6 Por isso penso que o direito político não pode julgar o suicídio. Mas exactamente com o mesmo fundamento não pode legalizar a assistência ao suicídio. E muito menos pode legalizar a eutanásia. Com este passo, se for constitucionalizado, já não será mais a dignidade da pessoa humana a determinar as leis; e passarão a ser estas a «de-finir», isto é, a dizer qual é o fim da dignidade humana. Por exemplo, decretando que é indigno viver no sofrimento. A ponto de se quererem obrigar legalmente os médicos a matar pessoas. Que nem a objecção de consciência lhes restará.

7 Adeus aos 20 séculos de cultura de inspiração cristã. Adeus ao Iluminismo de Immanuel Kant. Adeus ao constitucionalismo moderno. A pessoa humana não vai mais ser «fim em si mesma». E vai passar a ser «fim de si mesma». A liberdade individual, ou a lei da maioria, é a mesma coisa, passa a determinar a dignidade pessoal.

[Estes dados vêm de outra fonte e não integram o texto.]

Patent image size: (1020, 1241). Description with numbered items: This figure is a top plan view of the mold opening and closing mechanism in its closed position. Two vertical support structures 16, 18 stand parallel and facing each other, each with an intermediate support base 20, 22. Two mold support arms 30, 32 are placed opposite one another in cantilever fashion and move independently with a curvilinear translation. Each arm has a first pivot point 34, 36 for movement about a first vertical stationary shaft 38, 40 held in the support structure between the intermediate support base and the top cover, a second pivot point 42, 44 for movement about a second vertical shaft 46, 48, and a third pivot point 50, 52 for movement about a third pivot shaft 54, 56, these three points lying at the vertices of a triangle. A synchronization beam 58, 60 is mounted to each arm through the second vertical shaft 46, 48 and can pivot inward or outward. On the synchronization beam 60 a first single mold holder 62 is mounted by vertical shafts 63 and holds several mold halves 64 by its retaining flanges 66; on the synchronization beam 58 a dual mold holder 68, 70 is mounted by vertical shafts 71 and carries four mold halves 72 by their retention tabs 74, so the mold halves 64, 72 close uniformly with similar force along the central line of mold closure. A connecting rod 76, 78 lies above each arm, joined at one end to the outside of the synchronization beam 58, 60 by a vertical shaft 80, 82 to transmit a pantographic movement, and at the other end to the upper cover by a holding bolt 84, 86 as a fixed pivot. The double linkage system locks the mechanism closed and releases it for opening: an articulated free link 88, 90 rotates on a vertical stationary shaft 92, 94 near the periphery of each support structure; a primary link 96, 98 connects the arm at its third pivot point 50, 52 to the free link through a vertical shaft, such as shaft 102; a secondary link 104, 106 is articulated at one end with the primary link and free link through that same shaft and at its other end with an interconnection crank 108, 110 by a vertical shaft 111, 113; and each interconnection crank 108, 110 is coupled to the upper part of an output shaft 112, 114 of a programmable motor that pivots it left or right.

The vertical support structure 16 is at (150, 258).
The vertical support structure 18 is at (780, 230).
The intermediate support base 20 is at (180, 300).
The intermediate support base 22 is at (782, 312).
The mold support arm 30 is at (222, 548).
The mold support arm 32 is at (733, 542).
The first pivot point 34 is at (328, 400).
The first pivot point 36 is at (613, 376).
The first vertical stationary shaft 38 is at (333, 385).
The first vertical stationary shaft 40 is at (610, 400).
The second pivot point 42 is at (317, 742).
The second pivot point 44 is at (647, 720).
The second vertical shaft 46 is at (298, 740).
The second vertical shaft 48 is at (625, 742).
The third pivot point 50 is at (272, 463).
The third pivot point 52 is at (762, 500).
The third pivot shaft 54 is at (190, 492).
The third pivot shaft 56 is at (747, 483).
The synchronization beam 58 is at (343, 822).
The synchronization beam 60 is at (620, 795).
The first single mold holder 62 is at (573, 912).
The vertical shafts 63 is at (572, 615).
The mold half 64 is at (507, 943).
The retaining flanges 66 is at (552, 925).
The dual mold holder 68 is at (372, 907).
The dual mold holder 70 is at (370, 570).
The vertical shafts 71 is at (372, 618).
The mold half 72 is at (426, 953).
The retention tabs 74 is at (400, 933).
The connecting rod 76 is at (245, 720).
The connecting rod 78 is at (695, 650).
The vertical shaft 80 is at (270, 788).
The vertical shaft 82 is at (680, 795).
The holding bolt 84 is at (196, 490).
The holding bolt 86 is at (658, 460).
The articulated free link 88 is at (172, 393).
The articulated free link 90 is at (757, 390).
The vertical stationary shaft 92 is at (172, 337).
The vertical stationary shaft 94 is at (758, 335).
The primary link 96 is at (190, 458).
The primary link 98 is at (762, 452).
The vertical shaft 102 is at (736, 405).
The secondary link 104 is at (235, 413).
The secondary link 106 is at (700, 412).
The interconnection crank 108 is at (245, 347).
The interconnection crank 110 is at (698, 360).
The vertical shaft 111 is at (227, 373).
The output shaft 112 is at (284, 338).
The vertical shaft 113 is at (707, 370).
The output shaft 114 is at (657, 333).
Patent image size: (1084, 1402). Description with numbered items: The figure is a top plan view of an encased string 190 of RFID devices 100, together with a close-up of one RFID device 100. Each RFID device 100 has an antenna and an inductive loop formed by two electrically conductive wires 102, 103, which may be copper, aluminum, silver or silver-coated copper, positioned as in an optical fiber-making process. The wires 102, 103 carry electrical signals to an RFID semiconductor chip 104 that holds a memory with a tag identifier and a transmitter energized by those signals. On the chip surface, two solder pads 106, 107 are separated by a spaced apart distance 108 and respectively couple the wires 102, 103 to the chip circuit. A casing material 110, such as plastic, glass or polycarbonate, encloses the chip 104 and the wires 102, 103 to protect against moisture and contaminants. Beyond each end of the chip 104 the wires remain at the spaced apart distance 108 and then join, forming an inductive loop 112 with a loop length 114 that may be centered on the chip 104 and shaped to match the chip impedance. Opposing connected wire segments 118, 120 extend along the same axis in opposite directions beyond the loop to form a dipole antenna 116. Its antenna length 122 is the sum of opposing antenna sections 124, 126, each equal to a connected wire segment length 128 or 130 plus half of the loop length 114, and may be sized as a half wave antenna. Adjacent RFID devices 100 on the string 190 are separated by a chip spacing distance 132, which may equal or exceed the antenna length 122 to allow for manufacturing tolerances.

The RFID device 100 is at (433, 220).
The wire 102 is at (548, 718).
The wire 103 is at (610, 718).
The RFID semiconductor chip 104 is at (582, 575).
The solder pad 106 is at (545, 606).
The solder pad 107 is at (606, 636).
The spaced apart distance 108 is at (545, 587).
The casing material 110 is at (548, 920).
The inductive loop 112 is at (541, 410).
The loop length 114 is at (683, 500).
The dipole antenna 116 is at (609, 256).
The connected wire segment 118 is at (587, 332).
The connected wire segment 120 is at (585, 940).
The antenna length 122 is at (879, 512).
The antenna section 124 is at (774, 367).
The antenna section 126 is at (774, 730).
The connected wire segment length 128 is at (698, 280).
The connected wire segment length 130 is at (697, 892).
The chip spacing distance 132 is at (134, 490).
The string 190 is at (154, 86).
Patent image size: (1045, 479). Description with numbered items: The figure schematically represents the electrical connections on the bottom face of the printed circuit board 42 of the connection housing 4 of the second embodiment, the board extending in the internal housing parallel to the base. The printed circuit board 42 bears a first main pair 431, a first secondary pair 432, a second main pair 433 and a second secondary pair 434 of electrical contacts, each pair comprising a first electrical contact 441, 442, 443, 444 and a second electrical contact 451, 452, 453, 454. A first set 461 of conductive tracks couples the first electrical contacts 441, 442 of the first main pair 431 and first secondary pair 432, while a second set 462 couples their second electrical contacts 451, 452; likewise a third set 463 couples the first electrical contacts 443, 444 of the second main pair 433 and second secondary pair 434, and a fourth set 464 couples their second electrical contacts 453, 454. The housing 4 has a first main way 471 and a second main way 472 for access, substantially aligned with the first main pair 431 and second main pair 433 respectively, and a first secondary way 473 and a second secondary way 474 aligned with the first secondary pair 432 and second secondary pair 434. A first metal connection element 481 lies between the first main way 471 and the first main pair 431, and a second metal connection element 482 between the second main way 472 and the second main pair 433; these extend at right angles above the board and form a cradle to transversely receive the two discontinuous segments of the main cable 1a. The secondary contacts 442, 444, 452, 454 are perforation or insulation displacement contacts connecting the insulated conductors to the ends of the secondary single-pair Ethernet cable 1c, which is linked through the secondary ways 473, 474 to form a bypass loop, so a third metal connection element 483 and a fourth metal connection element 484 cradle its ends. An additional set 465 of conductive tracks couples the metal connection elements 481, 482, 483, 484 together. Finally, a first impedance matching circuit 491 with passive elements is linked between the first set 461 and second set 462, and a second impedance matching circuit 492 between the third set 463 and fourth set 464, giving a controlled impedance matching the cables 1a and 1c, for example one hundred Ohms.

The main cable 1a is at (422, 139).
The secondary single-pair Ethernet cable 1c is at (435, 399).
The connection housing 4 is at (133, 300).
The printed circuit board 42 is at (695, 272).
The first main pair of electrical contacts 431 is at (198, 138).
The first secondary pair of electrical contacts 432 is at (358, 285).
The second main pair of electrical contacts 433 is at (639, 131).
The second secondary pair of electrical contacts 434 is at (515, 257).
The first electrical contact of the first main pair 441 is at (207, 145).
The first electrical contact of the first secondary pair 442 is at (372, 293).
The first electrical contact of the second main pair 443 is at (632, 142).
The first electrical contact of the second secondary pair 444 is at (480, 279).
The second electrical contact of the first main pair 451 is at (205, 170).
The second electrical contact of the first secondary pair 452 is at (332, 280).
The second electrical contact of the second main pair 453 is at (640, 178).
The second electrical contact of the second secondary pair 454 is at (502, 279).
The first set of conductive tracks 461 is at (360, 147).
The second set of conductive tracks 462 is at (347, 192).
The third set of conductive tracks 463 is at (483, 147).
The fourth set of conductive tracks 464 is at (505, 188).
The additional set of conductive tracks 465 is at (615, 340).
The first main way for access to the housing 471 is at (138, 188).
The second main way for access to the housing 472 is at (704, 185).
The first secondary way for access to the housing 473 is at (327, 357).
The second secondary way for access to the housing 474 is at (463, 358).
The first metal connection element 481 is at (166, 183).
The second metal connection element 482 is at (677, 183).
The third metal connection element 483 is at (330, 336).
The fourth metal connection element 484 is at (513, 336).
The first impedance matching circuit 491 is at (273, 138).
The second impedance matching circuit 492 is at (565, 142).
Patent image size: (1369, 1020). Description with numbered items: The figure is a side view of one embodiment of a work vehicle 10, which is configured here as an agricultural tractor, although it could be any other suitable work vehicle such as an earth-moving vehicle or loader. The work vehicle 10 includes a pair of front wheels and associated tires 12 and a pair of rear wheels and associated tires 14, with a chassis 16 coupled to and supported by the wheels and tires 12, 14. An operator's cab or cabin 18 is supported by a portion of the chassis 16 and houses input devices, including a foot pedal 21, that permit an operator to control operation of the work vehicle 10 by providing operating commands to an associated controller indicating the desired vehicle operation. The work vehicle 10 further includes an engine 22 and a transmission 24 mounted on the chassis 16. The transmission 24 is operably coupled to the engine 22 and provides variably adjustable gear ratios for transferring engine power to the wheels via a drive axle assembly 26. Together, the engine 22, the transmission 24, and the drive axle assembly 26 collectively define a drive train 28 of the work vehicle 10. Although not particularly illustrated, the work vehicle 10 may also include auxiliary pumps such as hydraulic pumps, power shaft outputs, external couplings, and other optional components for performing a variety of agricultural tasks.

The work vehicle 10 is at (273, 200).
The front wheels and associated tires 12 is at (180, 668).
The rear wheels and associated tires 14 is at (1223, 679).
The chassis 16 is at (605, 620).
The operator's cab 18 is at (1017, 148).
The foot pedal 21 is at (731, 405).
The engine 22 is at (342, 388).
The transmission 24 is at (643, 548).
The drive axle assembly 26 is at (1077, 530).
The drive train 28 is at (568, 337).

8 Os romanos assentaram que o fundamento da lei era o bel-pazer do poder político. «Quod principi placuit, legis habet vigorem». Esta tese sobreviveu até hoje, em várias declinações do positivismo jurídico. O Constitucionalismo moderno, tanto na versão das declarações americanas como na francesa, manteve reverência a princípios e a transcendências que não dependem da lei mas que se impõem à lei. Valia a pena recomendar a sua leitura. O mesmo a Declaração Universal. Hoje, parece que o «pós modernismo» vai conseguir a habilidade retórica de legislar que a dignidade da pessoa está na sua livre decisão. No seu livre arbítrio.

9 Como? Muito fácil. «Redefinindo» os princípios constitucionais através das leis. Dando fins legais aos princípios constitucionais. Portanto, adeus princípios constitucionais, que presidem às leis.

10 Digam-me lá, então, se a democracia, qualificada de constitucional, fica a ser alguma coisa mais do que uma contra-dança de decretos entre maiorias parlamentares partidárias, que, vez-à-vez, podem re-de-finir os princípios constitucionais.